The Times, 16 February 2008

Notebook

Now, don’t pity me, but the last time I went on holiday, it was the 90s. And that was a school trip. I haven’t gone away once this millennium – even I’m embarrassed by how tragic that sounds. It isn’t even because I’m so wedded to my work that I can’t leave my desk, or because I’m so skint that I have to choose between a loaf of bread and jet-skiing in Barbados. At least, not lately. It’s because my boyfriend and I are not a powerful force when it comes to holiday decisions. I don’t want to go to a beach, because I only have long black clothes, and they’ll look weird near sand. He doesn’t want to walk the length of Hadrian’s Wall, because he can’t see a good time when it’s wearing hiking boots and eating squashed sandwiches from a rucksack. We’d both like to go to New York, but I don’t really know if the visa waiver thing is still happening, or if the FBI will take my fingerprints, and then frame me for a murder committed by a one-armed man. And that’s before I’ve worried about what might happen to the house in our absence. There’s more than one one-armed man, bent on a life of crime, you know.

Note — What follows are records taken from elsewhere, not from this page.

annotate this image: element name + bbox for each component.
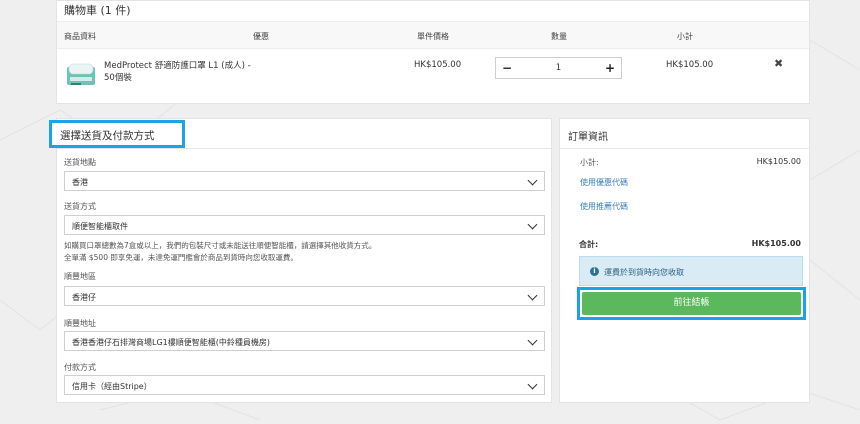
shipping-payment-panel: 選擇送貨及付款方式 送貨地點 香港 送貨方式 順便智能櫃取件 如購買口罩總數為7… bbox=[49, 118, 552, 403]
delivery-note-line-1: 如購買口罩總數為7盒或以上，我們的包裝尺寸或未能送往順便智能櫃，請選擇其他收貨方… bbox=[64, 241, 377, 250]
unit-price: HK$105.00 bbox=[414, 60, 462, 70]
divider bbox=[57, 148, 551, 149]
header-subtotal: 小計 bbox=[677, 32, 693, 41]
subtotal-value: HK$105.00 bbox=[756, 157, 801, 166]
remove-item-icon[interactable]: ✖ bbox=[774, 57, 783, 70]
delivery-method-label: 送貨方式 bbox=[64, 202, 96, 211]
chevron-down-icon bbox=[527, 290, 538, 301]
payment-method-select[interactable]: 信用卡（經由Stripe） bbox=[64, 375, 545, 395]
chevron-down-icon bbox=[527, 335, 538, 346]
total-row: 合計: HK$105.00 bbox=[579, 239, 801, 250]
sf-address-label: 順豐地址 bbox=[64, 319, 96, 328]
chevron-down-icon bbox=[527, 379, 538, 390]
quantity-input[interactable]: 1 bbox=[518, 58, 599, 78]
line-subtotal: HK$105.00 bbox=[666, 60, 714, 70]
coupon-code-link[interactable]: 使用優惠代碼 bbox=[580, 177, 628, 188]
checkout-button[interactable]: 前往結帳 bbox=[582, 292, 801, 315]
header-product: 商品資料 bbox=[64, 32, 96, 41]
cart-title: 購物車 (1 件) bbox=[64, 4, 131, 17]
referral-code-link[interactable]: 使用推薦代碼 bbox=[580, 201, 628, 212]
header-unit-price: 單件價格 bbox=[417, 32, 449, 41]
sf-district-label: 順豐地區 bbox=[64, 272, 96, 281]
sf-district-select[interactable]: 香港仔 bbox=[64, 286, 545, 306]
shipping-fee-notice: i 運費於到貨時向您收取 bbox=[579, 256, 803, 286]
delivery-region-value: 香港 bbox=[72, 178, 88, 187]
total-value: HK$105.00 bbox=[751, 239, 801, 248]
delivery-region-label: 送貨地點 bbox=[64, 158, 96, 167]
shipping-title: 選擇送貨及付款方式 bbox=[60, 130, 155, 142]
sf-district-value: 香港仔 bbox=[72, 293, 96, 302]
chevron-down-icon bbox=[527, 175, 538, 186]
delivery-method-select[interactable]: 順便智能櫃取件 bbox=[64, 215, 545, 235]
shipping-fee-notice-text: 運費於到貨時向您收取 bbox=[604, 268, 684, 277]
delivery-note-line-2: 全單滿 $500 即享免運，未達免運門檻會於商品到貨時向您收取運費。 bbox=[64, 253, 298, 262]
delivery-method-value: 順便智能櫃取件 bbox=[72, 222, 128, 231]
subtotal-label: 小計: bbox=[580, 158, 599, 167]
cart-panel: 購物車 (1 件) 商品資料 優惠 單件價格 數量 小計 MedProtect … bbox=[56, 0, 810, 104]
product-name[interactable]: MedProtect 舒適防護口罩 L1 (成人) - 50個裝 bbox=[104, 60, 264, 84]
info-icon: i bbox=[590, 267, 599, 276]
checkout-highlight: 前往結帳 bbox=[577, 287, 806, 320]
shipping-title-highlight: 選擇送貨及付款方式 bbox=[49, 120, 185, 148]
payment-method-label: 付款方式 bbox=[64, 363, 96, 372]
quantity-stepper: − 1 + bbox=[495, 57, 622, 79]
chevron-down-icon bbox=[527, 219, 538, 230]
total-label: 合計: bbox=[579, 240, 599, 249]
product-thumbnail[interactable] bbox=[66, 59, 96, 91]
order-summary-panel: 訂單資訊 小計: HK$105.00 使用優惠代碼 使用推薦代碼 合計: HK$… bbox=[559, 118, 810, 403]
order-title: 訂單資訊 bbox=[568, 132, 608, 143]
header-quantity: 數量 bbox=[551, 32, 567, 41]
divider bbox=[560, 148, 809, 149]
delivery-region-select[interactable]: 香港 bbox=[64, 171, 545, 191]
increase-quantity-button[interactable]: + bbox=[599, 58, 621, 78]
cart-table-header: 商品資料 優惠 單件價格 數量 小計 bbox=[57, 21, 809, 49]
subtotal-row: 小計: HK$105.00 bbox=[580, 157, 801, 168]
sf-address-select[interactable]: 香港香港仔石排灣商場LG1樓順便智能櫃(中鈴種員機房) bbox=[64, 331, 545, 351]
payment-method-value: 信用卡（經由Stripe） bbox=[72, 382, 152, 391]
sf-address-value: 香港香港仔石排灣商場LG1樓順便智能櫃(中鈴種員機房) bbox=[72, 338, 270, 347]
decrease-quantity-button[interactable]: − bbox=[496, 58, 518, 78]
header-discount: 優惠 bbox=[253, 32, 269, 41]
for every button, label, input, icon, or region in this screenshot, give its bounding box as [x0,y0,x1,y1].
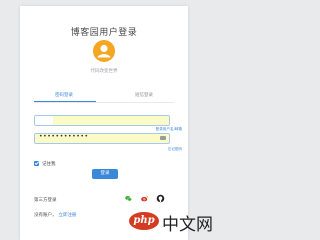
username-input[interactable] [34,115,170,126]
github-icon [156,194,165,203]
weibo-login-button[interactable] [140,194,149,203]
remember-me-label: 记住我 [42,161,56,167]
watermark: php 中文网 [128,210,213,240]
signup-prompt: 没有账户， [34,213,57,218]
username-hint-link[interactable]: 登录用户名/邮箱 [156,127,182,132]
watermark-text: 中文网 [162,215,213,235]
php-logo: php [129,212,159,230]
password-value: •••••••••••• [39,133,89,140]
tab-divider [34,102,174,103]
wechat-icon [124,194,133,203]
login-card: 博客园用户登录 代码改变世界 密码登录 短信登录 登录用户名/邮箱 ••••••… [20,6,188,240]
eye-icon[interactable] [160,136,166,140]
signup-link[interactable]: 立即注册 [59,213,77,218]
github-login-button[interactable] [156,194,165,203]
tab-password-login[interactable]: 密码登录 [42,92,86,98]
user-icon [97,44,111,58]
check-icon[interactable] [34,161,39,166]
third-party-label: 第三方登录 [34,198,57,203]
wechat-login-button[interactable] [124,194,133,203]
slogan: 代码改变世界 [90,69,118,74]
tab-sms-login[interactable]: 短信登录 [122,92,166,98]
username-prefix [35,116,53,125]
login-button[interactable]: 登录 [92,169,118,179]
password-input[interactable]: •••••••••••• [34,133,170,144]
avatar [93,40,115,62]
forgot-password-link[interactable]: 忘记密码 [168,147,182,152]
page-title: 博客园用户登录 [70,28,138,38]
signup-row: 没有账户， 立即注册 [34,212,77,218]
weibo-icon [141,195,149,202]
username-autofill-highlight [53,116,169,125]
remember-me-checkbox[interactable]: 记住我 [34,160,56,167]
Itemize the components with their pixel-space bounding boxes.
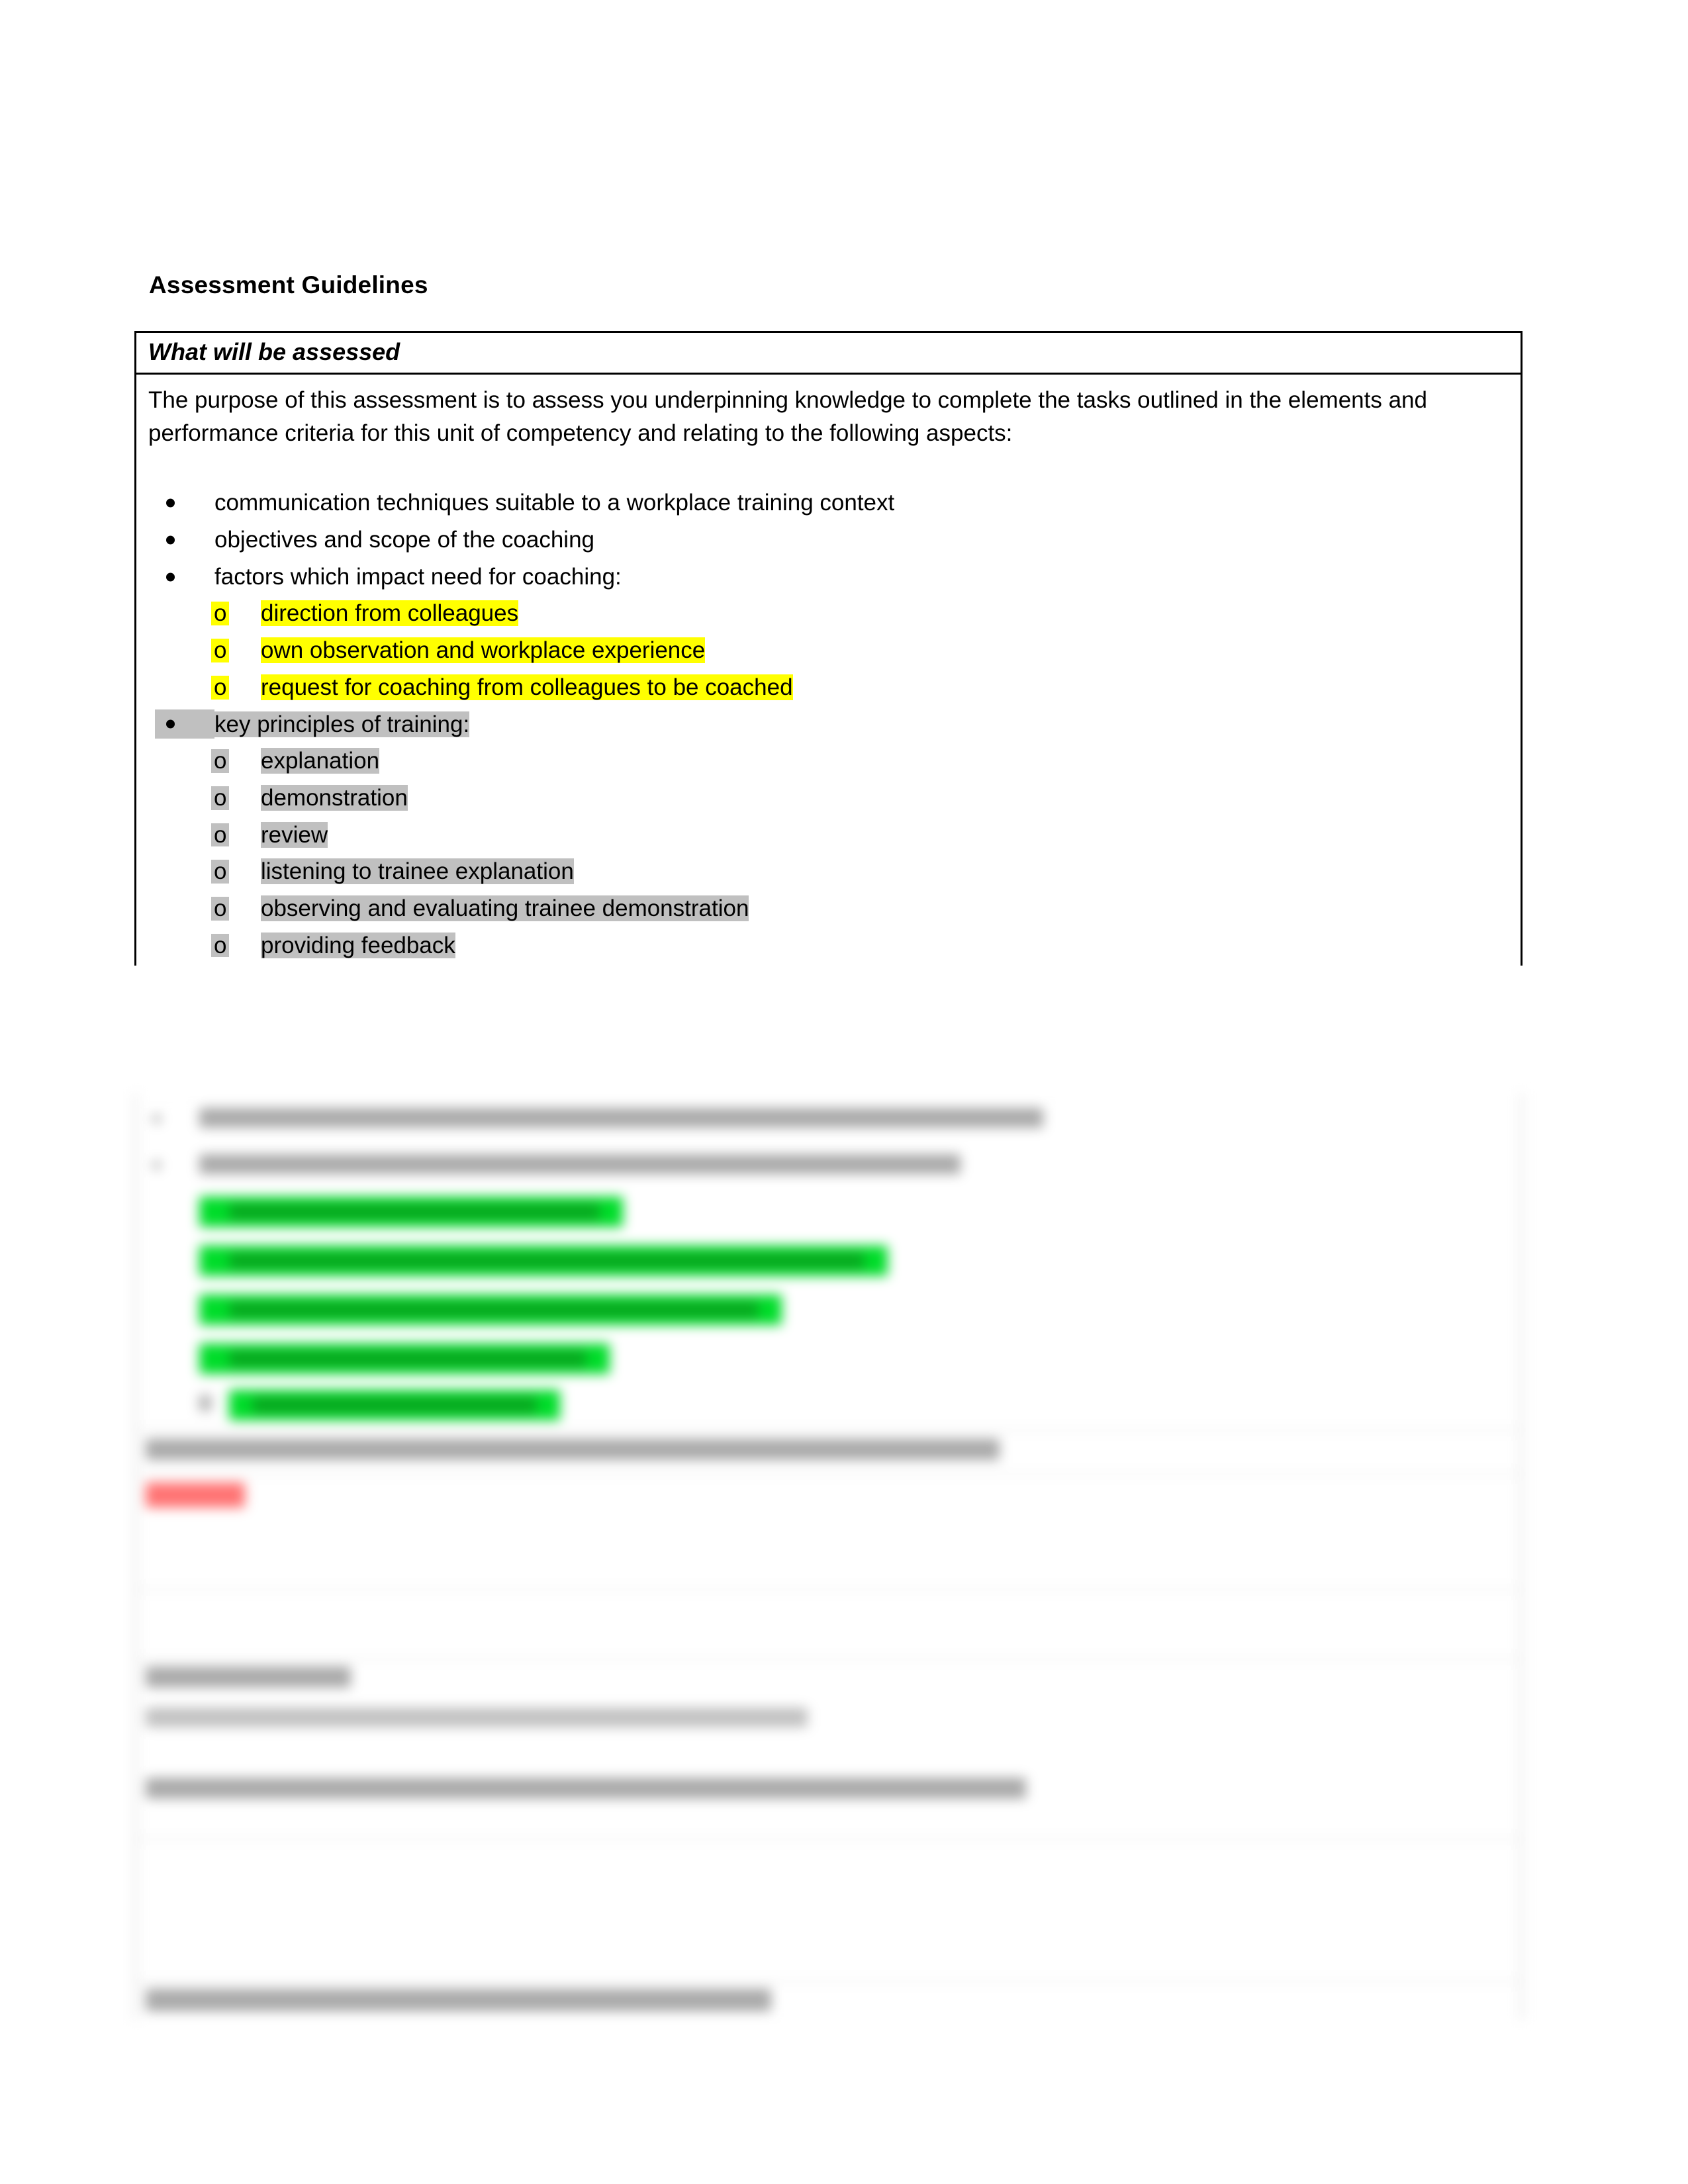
sub-list-item-label: direction from colleagues	[261, 600, 519, 627]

So it’s reassuring to read this week that Dmitri Nabokov, asked to burn his father’s last book, Laura, thirty years ago, has still not quite managed to decide whether filial piety or artistic imperative is the stronger motivation in his life. Thirty years of procrastination is pretty impressive – it makes those of us who leave their tax returns until the last week of January look positively efficient. What can he have been waiting for, for all this time? It doesn’t take thirty years to find a book of matches and a grate. Or if burning seemed a bit melodramatic, the price of shredders has really bucked the inflation trend. You can get one for less than twenty quid at Rymans. Or if you’d like to splash out, for £39.99 they have one that eats staples, credit cards and CDs. Which pathologically paranoid person wouldn’t want one of those? If it can julienne vegetables as well, I might get one. It’s hard to imagine I’d ever need any other kitchen or office appliance.

Artists are surprisingly keen to see their work go up in flames. Kafka didn’t want his unpublished work to see the light of day, and Virgil spent ten years working on the Aeneid, which he still considered unfinished when he died, demanding it be consigned to a fiery grave. Lucky Augustus ignored him, or my A-Levels would have been terribly boring. I suppose I’d have had to do the Georgics, Virgil’s farming treatise, instead. And really, would you rather read about the fall of Troy, the doomed love affair with Dido, and Aeneas’ descent into the underworld? Or advice on how to keep bees? Even if you’re not afraid of bees, which I am.

I think writing a book is probably a lot like having a child – you mostly love your creation with a demented passion, but one afternoon in, say, a hundred, you would willingly hand it to social services and tell them to keep it. Nabokov wanted most of his work destroyed at one point or another, even Lolita. And that would have been a genuine tragedy. Quite aside from the loss to literature, if the world hadn’t had Lolitac, what would Woolworths call their children’s bed range?

Neither authors nor parents are always right, about their offspring or anything else. If I’d followed my parents’ advice I’d be a lawyer by now. And although that would have been better for me in the long-term financial sense, it would have been worse for me in the short-term ocular sense. I think I’d have lasted less than a week before applying a finely-sharpened HB pencil to each eye.

So, how should Dmitri resolve his quandary? One enterprising Times reader has suggested that he could photocopy the originals, then burn them. It’s hard to argue with that kind of pragmatism. I was once at school with an orthodox Jewish girl who would cheerily travel on Saturdays, because her bus pass meant she wasn’t technically spending money. The Talmud, obviously, had little to say on the subject of the bus pass (although, conversely, it does mention Oysters – forbidden, alas), so she gave herself the benefit of the doubt. Perhaps Dmitri could do the same kind of thing. After all, what difference could it possibly make to Nabokov’s reputation, if his final work is fragmentary, or not especially great? He’s Nabokov. His name appears in a song by the Police, even though it’s really hard to rhyme. When you’re so much more successful than your critics, let them say what they want.